若尾:ファッションって、本当はすごく細分化されていて、パーソナルなものだと思うんです。これまでは大量生産の衣服が当たり前の時代でしたが、さまざまな人たちにシタテルのプラットフォームを使ってもらうことで、あらゆるスタイルの衣服ができていくと思います。
そこには人それぞれの哲学があったり、想いがあったりするはずじゃないですか。
さらに最近は、ユニフォームのオーダーが増えているので、今後「働き方」にどう衣服が関わっていくのかにも注目しています。衣服は、小さなイノベーションを起こす力を持っていると思うんです。まだまだ開拓の余地がある世界じゃないか、と。
― これからの発展が本当に楽しみです……! ちなみに若尾さんご自身は、今後のキャリアについてどのように考えていますか?
若尾:やはりこれからも、まだ世の中に出ていなかったり、馴染みがなかったりするサービスや商品に関わっていきたいですね。そうした新しいカルチャーを、イチから作っていくこと。目指すのは、そういうところかもしれません。
だから正直にいうと、いまの「広報」だけの肩書きから早く脱したいと思っているんです。それだけに絞りたくない。

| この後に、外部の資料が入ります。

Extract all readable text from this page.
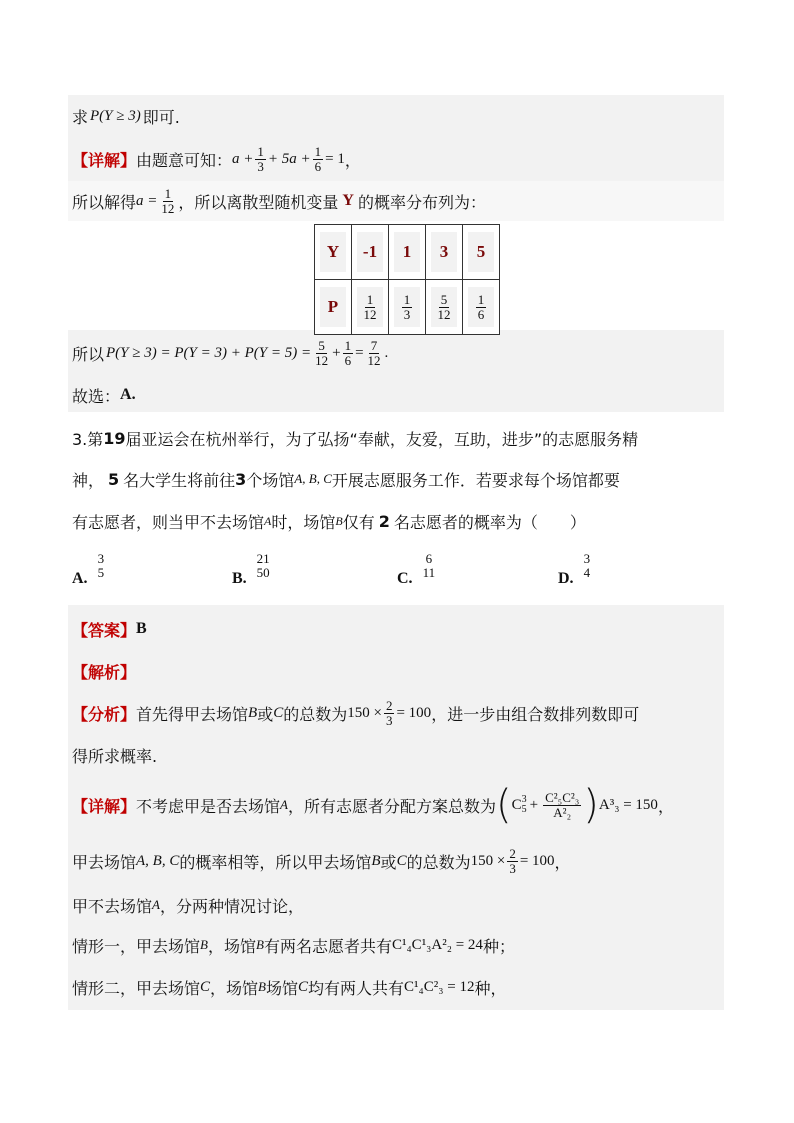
求 P(Y ≥ 3) 即可.
【详解】 由题意可知： $a + \frac{1}{3} + 5a + \frac{1}{6} = 1$ ，
所以解得 $a = \frac{1}{12}$ ，所以离散型随机变量 Y 的概率分布列为：
Y	-1	1	3	5

P	$\frac{1}{12}$	$\frac{1}{3}$	$\frac{5}{12}$	$\frac{1}{6}$
所以 $P(Y \ge 3) = P(Y = 3) + P(Y = 5) = \frac{5}{12} + \frac{1}{6} = \frac{7}{12}$ .
故选： A.
3.第 19 届亚运会在杭州举行，为了弘扬“奉献，友爱，互助，进步”的志愿服务精
神， 5 名大学生将前往 3 个场馆 A, B, C 开展志愿服务工作．若要求每个场馆都要
有志愿者，则当甲不去场馆 A 时，场馆 B 仅有 2 名志愿者的概率为（　　）
A.
3
5	B.
21
50	C.
6
11	D.
3
4
【答案】 B
【解析】
【分析】 首先得甲去场馆 B 或 C 的总数为 $150 \times \frac{2}{3} = 100$ ，进一步由组合数排列数即可
得所求概率.
【详解】 不考虑甲是否去场馆 A ，所有志愿者分配方案总数为 ( C 3
$5 + \frac{\text{C²₅C²₃}}{\text{A²₂}}$ ) A³₃ = 150 ，
甲去场馆 A, B, C 的概率相等，所以甲去场馆 B 或 C 的总数为 $150 \times \frac{2}{3} = 100$ ，
甲不去场馆 A ，分两种情况讨论，
情形一，甲去场馆 B ，场馆 B 有两名志愿者共有 C¹₄C¹₃A²₂ = 24 种；
情形二，甲去场馆 C ，场馆 B 场馆 C 均有两人共有 C¹₄C²₃ = 12 种，
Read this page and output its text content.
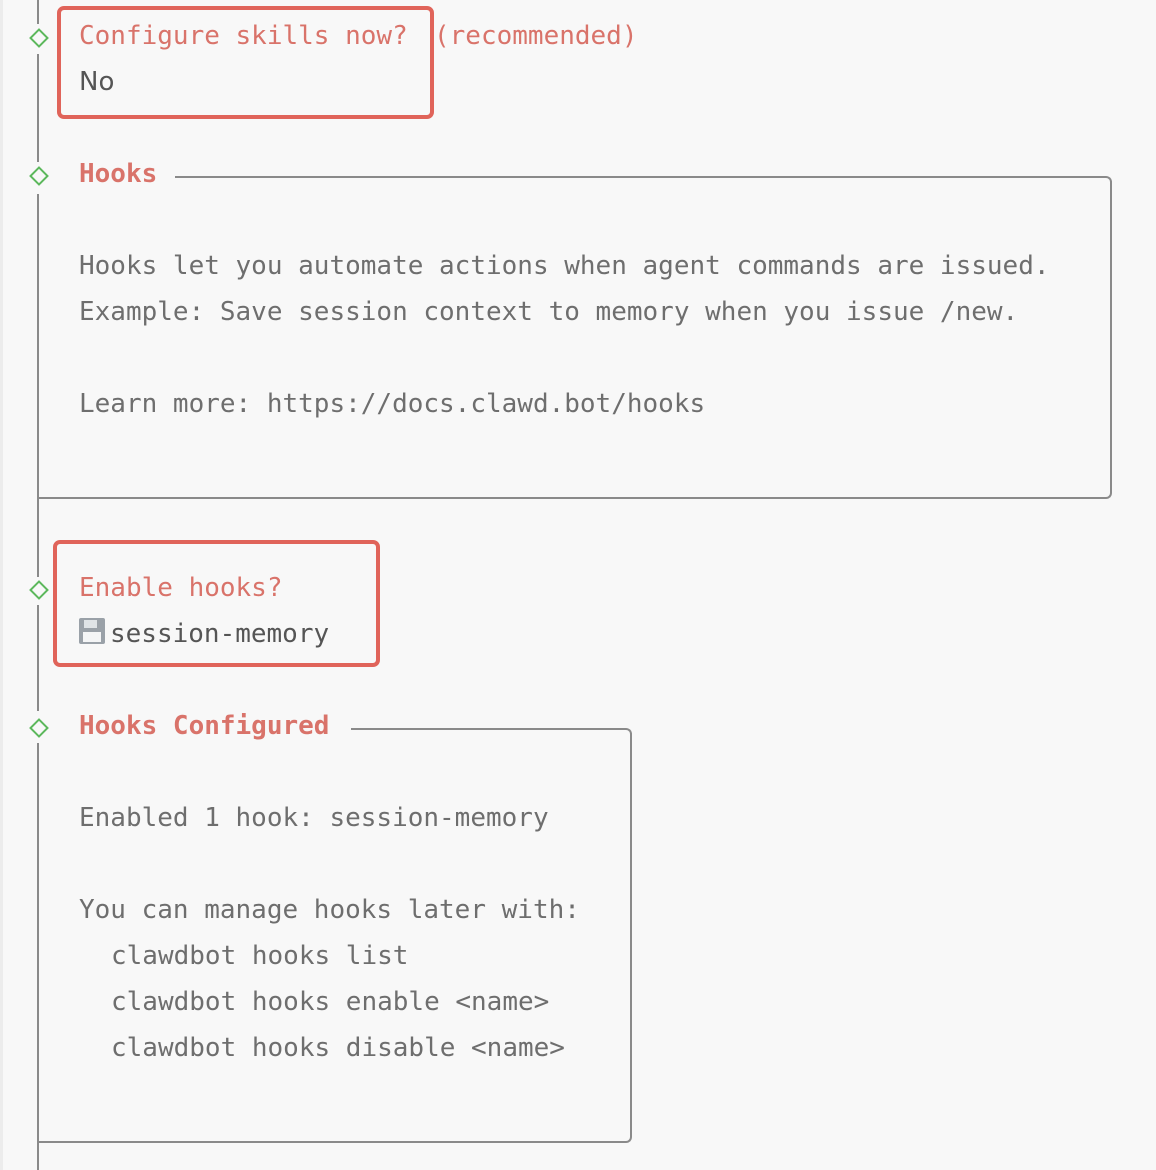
Configure skills now? (recommended)
No
Hooks
Hooks let you automate actions when agent commands are issued.
Example: Save session context to memory when you issue /new.
Learn more: https://docs.clawd.bot/hooks
Enable hooks?
session-memory
Hooks Configured
Enabled 1 hook: session-memory
You can manage hooks later with:
clawdbot hooks list
clawdbot hooks enable <name>
clawdbot hooks disable <name>
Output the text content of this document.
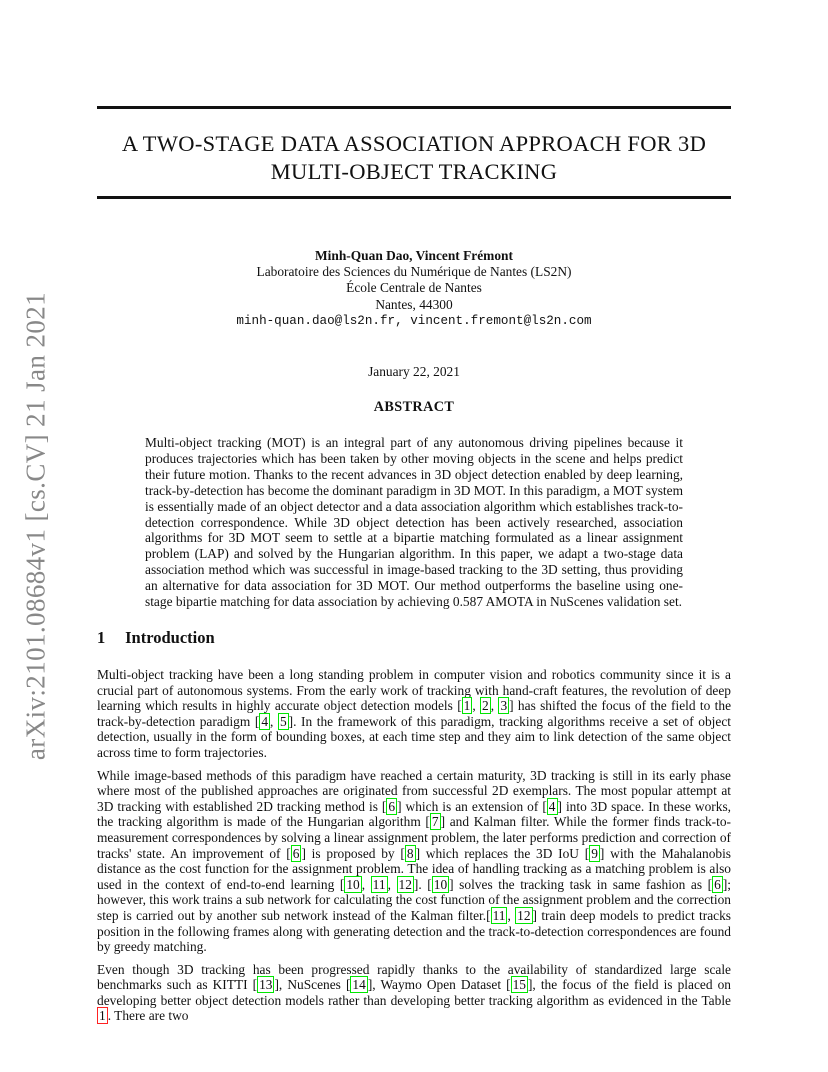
arXiv:2101.08684v1 [cs.CV] 21 Jan 2021
A TWO-STAGE DATA ASSOCIATION APPROACH FOR 3D
MULTI-OBJECT TRACKING
Minh-Quan Dao, Vincent Frémont
Laboratoire des Sciences du Numérique de Nantes (LS2N)
École Centrale de Nantes
Nantes, 44300
minh-quan.dao@ls2n.fr, vincent.fremont@ls2n.com
January 22, 2021
ABSTRACT
Multi-object tracking (MOT) is an integral part of any autonomous driving pipelines because it produces trajectories which has been taken by other moving objects in the scene and helps predict their future motion. Thanks to the recent advances in 3D object detection enabled by deep learning, track-by-detection has become the dominant paradigm in 3D MOT. In this paradigm, a MOT system is essentially made of an object detector and a data association algorithm which establishes track-to-detection correspondence. While 3D object detection has been actively researched, association algorithms for 3D MOT seem to settle at a bipartie matching formulated as a linear assignment problem (LAP) and solved by the Hungarian algorithm. In this paper, we adapt a two-stage data association method which was successful in image-based tracking to the 3D setting, thus providing an alternative for data association for 3D MOT. Our method outperforms the baseline using one-stage bipartie matching for data association by achieving 0.587 AMOTA in NuScenes validation set.
1 Introduction

Multi-object tracking have been a long standing problem in computer vision and robotics community since it is a crucial part of autonomous systems. From the early work of tracking with hand-craft features, the revolution of deep learning which results in highly accurate object detection models [ 1 , 2 , 3 ] has shifted the focus of the field to the track-by-detection paradigm [ 4 , 5 ]. In the framework of this paradigm, tracking algorithms receive a set of object detection, usually in the form of bounding boxes, at each time step and they aim to link detection of the same object across time to form trajectories.

While image-based methods of this paradigm have reached a certain maturity, 3D tracking is still in its early phase where most of the published approaches are originated from successful 2D exemplars. The most popular attempt at 3D tracking with established 2D tracking method is [ 6 ] which is an extension of [ 4 ] into 3D space. In these works, the tracking algorithm is made of the Hungarian algorithm [ 7 ] and Kalman filter. While the former finds track-to-measurement correspondences by solving a linear assignment problem, the later performs prediction and correction of tracks' state. An improvement of [ 6 ] is proposed by [ 8 ] which replaces the 3D IoU [ 9 ] with the Mahalanobis distance as the cost function for the assignment problem. The idea of handling tracking as a matching problem is also used in the context of end-to-end learning [ 10 , 11 , 12 ]. [ 10 ] solves the tracking task in same fashion as [ 6 ]; however, this work trains a sub network for calculating the cost function of the assignment problem and the correction step is carried out by another sub network instead of the Kalman filter.[ 11 , 12 ] train deep models to predict tracks position in the following frames along with generating detection and the track-to-detection correspondences are found by greedy matching.

Even though 3D tracking has been progressed rapidly thanks to the availability of standardized large scale benchmarks such as KITTI [ 13 ], NuScenes [ 14 ], Waymo Open Dataset [ 15 ], the focus of the field is placed on developing better object detection models rather than developing better tracking algorithm as evidenced in the Table 1 . There are two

PR会社時代に得ることができたメディア側の視点と編集スキル、シタテルでいま取り組んでいること、これから仕掛けていくこと——そうした一つひとつの積み重ねを強みにしつつ、世の中に新しいカルチャーを浸透させていけたらと思います。
軽やかに、肩書きの枠を超えていく
従来の広報の枠にとどまらない、自由な発想は新しいタイプのPRパーソンのように感じます。お邪魔したオフィスは、若尾さんが物件を探すところから手がけたということでしたが、シタテルのブランドイメージを体感できる素敵な内装でした。会社のことも、PRのことも、理屈だけでは語れない部分まで理解されているようで、その感覚がとても新鮮に感じる取材でした。